Fire-spitting Latin lightning-bolt Jose Juan Barea, a former MMBOW, is that man for the Northeastern Huskies. But some observers might dismiss his team as a one-man show, in the style of Mr. Iverson - Barea often brings the ball up the floor, suddenly leaps in the air without warning, and softly releases a pretty jumper.
A lot of the time, the shots fall... but you might start wondering if the other four NU players are just there to keep Barea from being quintuple-teamed. In Saturday's quarterfinal win over Stony Brook, Barea took half the team's shots and scored a whopping 41 points.
But eighteen hours later, in the America East semis, the Northeastern star settled into a more traditional point guard role. In a game of runs where Northeastern eliminated the Maine Black Bears with the last spurt (17-3), Barea got his 20 points. But his key statistic, and the one that may have swayed the game in favor of the Huskies, was his 11 assists.
"He understands when to shoot," NU coach Ron Everhart said. "And he understands when to pass it around."
Many of those dimes were flicked to fellow backcourter Marcus Barnes. "He said if I keep running the floor, he's going to reward me," said Barnes, who ended up with 28 points on 10-of-19 shooting. "And he did."
Maine coach Ted Woodward certainly read the previous night's boxscore, and knew going in that his team's main strategy had to be centered on stopping a certain number 5. "We tried to mix it up," he said. "The more we could get him thinking, the more effective we'd be... but he did an effective job in the halfcourt."
Having a talent like Barea requires careful management, and Everhart deals with that issue every time the Huskies take the floor.
"The question, as a coach, is how much do you put the handcuffs on the kid?" Barea's coach said. "That's the big question.
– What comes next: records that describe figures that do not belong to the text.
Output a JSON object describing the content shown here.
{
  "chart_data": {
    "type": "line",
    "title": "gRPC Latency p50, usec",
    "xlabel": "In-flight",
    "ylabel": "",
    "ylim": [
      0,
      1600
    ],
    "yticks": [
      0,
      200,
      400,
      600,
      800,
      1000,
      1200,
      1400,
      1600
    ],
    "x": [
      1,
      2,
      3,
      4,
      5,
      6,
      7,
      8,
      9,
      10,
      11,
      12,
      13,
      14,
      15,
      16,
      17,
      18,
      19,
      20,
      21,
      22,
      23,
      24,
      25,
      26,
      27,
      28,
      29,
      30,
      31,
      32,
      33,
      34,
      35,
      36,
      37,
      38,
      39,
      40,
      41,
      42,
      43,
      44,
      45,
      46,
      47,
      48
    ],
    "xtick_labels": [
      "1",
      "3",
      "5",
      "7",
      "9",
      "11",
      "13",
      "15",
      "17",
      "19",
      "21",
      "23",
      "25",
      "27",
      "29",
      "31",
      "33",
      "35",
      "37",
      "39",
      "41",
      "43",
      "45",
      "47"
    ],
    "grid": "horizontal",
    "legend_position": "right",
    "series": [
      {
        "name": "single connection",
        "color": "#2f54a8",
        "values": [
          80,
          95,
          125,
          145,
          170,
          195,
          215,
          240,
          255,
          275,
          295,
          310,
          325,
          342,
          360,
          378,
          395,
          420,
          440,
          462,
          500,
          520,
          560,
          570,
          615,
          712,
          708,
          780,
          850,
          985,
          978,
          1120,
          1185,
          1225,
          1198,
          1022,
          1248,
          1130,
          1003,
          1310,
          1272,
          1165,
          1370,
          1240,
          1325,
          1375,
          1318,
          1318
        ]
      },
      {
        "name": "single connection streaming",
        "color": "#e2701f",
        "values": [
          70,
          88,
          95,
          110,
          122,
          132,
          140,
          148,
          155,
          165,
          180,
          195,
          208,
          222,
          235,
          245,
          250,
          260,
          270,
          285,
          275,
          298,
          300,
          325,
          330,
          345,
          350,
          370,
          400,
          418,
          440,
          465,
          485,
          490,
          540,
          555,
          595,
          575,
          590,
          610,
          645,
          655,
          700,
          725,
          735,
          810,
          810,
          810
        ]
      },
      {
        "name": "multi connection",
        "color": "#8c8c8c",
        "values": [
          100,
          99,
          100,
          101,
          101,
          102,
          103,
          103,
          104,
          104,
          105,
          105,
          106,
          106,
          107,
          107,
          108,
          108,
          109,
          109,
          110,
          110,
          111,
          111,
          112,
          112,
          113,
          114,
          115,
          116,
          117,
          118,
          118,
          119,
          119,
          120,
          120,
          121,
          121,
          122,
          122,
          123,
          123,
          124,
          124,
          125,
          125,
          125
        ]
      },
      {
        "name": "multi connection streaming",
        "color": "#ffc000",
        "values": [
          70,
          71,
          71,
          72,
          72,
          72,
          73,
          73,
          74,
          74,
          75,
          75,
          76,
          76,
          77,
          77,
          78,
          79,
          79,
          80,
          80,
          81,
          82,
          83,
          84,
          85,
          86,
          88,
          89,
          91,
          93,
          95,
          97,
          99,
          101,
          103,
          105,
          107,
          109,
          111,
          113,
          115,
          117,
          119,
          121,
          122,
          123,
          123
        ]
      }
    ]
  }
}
How much freedom do you want him to have as a basketball player? We give him freedom as long as he plays defense."
And Barea's next job will be to rein in Vermont's PG and fellow former MMBOW T.J. Sorrentine in next week's final, to shut down one of the twin-turbine engines that makes Vermont roar. If Northeastern can solve the Catamounts, an equation they came just short of solving twice this regular season, Barea's star will shine on a national stage, in the NCAA Tournament.
Which, of course, leads to another big question. The league where Cousy and Oscar Robertson and Isaiah Thomas plied their trades is sorely lacking for solid floor generals these days, and there are whispers that Barea might strike NBA gold if he forgoes his senior season and goes pro. His multidimensional play in games might remind some of another piece of "human spackle" named Jameer Nelson. As everyone knows, he stuck around and dominated Division I basketball. Will Barea?